Negli Stati Uniti, la corsa al predominio nell'intelligenza artificiale sta prendendo una svolta decisiva, segnata da uno scontro tra visioni politiche opposte. Da una parte c'è Donald Trump, fermo sostenitore di un approccio non interventista per mantenere la leadership globale americana nell'IA. Dall'altra, il governatore democratico della California, Gavin Newsom, che il 13 ottobre 2025 ha firmato una serie di leggi innovative volte a regolamentare l'IA, con particolare attenzione alla protezione dei minori.
Un quadro normativo pionieristico per l'IA
La California, sede di 32 delle 50 aziende tecnologiche più importanti al mondo, si sta affermando come attore chiave nella regolamentazione dell'intelligenza artificiale. Queste leggi, tra le prime del loro genere negli Stati Uniti, impongono requisiti rigorosi agli operatori dei cosiddetti chatbot "di compagnia", ovvero programmi progettati per interagire con gli utenti. Questi strumenti devono ora integrare misure di sicurezza per rilevare e bloccare i contenuti che promuovono l'autolesionismo o il suicidio.
Inoltre, sono tenuti a indirizzare gli utenti verso i servizi di supporto per la salute mentale quando necessario.
Un'altra misura significativa è rivolta ai minori: le piattaforme devono inviare promemoria ogni tre ore, consigliando ai giovani utenti di fare una pausa e chiarendo che stanno interagendo con un'intelligenza artificiale e non con una persona. Queste misure mirano a proteggere i giovani vulnerabili dai rischi psicologici legati all'uso prolungato o non adeguatamente supervisionato di tali tecnologie.

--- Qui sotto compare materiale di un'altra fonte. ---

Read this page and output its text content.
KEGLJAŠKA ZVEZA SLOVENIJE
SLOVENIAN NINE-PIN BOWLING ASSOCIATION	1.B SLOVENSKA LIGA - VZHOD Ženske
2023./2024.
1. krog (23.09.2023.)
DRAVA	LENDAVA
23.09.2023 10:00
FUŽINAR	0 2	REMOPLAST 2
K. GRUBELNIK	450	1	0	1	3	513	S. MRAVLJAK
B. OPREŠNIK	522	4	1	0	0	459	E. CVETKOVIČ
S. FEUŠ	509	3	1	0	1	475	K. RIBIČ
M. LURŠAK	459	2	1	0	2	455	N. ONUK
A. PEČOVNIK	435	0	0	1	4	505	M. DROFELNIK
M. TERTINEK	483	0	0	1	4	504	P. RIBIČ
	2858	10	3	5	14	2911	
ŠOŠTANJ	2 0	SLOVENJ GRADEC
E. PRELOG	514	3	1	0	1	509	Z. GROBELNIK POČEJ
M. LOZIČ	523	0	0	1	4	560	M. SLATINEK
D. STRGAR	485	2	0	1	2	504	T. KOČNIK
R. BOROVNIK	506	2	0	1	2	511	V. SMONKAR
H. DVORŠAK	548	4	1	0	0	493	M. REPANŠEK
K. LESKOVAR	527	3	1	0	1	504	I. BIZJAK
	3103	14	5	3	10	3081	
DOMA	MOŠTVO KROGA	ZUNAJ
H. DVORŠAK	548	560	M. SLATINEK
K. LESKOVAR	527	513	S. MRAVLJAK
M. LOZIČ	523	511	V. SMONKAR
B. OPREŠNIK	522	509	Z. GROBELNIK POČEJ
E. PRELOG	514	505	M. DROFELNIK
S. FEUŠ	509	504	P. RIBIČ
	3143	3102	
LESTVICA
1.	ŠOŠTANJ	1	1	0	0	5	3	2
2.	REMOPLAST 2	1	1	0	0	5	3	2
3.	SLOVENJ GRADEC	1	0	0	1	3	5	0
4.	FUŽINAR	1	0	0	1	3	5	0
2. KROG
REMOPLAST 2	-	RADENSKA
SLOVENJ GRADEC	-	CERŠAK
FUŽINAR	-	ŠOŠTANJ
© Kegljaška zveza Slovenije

Affrontare i potenziali pericoli dei chatbot
Firmando queste leggi, Gavin Newsom ha sottolineato l'urgente necessità di "garanzie" per gestire le tecnologie emergenti come i chatbot e i social media. Senza supervisione, ha avvertito, questi strumenti potrebbero "sfruttare, ingannare o mettere in pericolo" i bambini. La sua posizione è rafforzata da casi reali, come quello di Adam Raine, un sedicenne californiano i cui genitori hanno fatto causa a OpenAI, sostenendo che ChatGPT abbia contribuito al suicidio del figlio.
Questa tragedia ha acuito le preoccupazioni dei legislatori circa l'impatto dell'intelligenza artificiale conversazionale sulla salute mentale degli utenti giovani e vulnerabili.
Reazione contraria del settore tecnologico
Le nuove normative hanno suscitato notevoli polemiche nel settore tecnologico. TechNet, un'associazione che rappresenta importanti aziende come Meta, Google e OpenAI, ha criticato aspramente il quadro normativo. Sostengono che la definizione di "chatbot di supporto" sia eccessivamente vaga ed esprimono preoccupazione per la minaccia di azioni legali in caso di mancato rispetto delle norme.
A loro avviso, queste misure potrebbero soffocare l'innovazione e minare la competitività del settore tecnologico californiano, un'argomentazione che si allinea con la posizione deregolamentatrice di Donald Trump.
Il presidente degli Stati Uniti, finanziato da personalità come Mark Zuckerberg di Meta e Sam Altman di OpenAI, sostiene un approccio di laissez-faire per consentire alle aziende americane di mantenere il primato nella corsa globale all'intelligenza artificiale. Per Trump, un'eccessiva regolamentazione rischia di ostacolare la capacità delle aziende statunitensi di competere con i rivali internazionali, in particolare in Cina.
Le concessioni scatenano polemiche
Nonostante l'intento di proteggere i bambini, le nuove leggi della California non hanno pienamente soddisfatto le associazioni a tutela dell'infanzia. Alcune criticano le concessioni fatte sotto la pressione dell'industria tecnologica. Ad esempio, i chatbot utilizzati nei videogiochi o gli assistenti vocali sono stati esentati dalla normativa, una mossa vista dai critici come una capitolazione alle pressioni delle lobby aziendali.
Bilanciare innovazione e responsabilità
Questo braccio di ferro tra regolamentazione e innovazione mette in luce le sfide della gestione di un settore in rapida evoluzione. La California, attraverso queste misure, cerca di bilanciare il suo ruolo di leader globale nell'IA con l'impegno a proteggere i suoi cittadini, in particolare i bambini. Tuttavia, con un'industria tecnologica potente e un'amministrazione federale favorevole alla deregolamentazione, la lotta per plasmare il futuro dell'IA negli Stati Uniti è solo all'inizio. Stretta tra l'audace visione di Gavin Newsom e l'approccio pro-imprese di Donald Trump, la strada da percorrere per l'IA in America dipende da un delicato equilibrio tra progresso tecnologico e sicurezza degli utenti.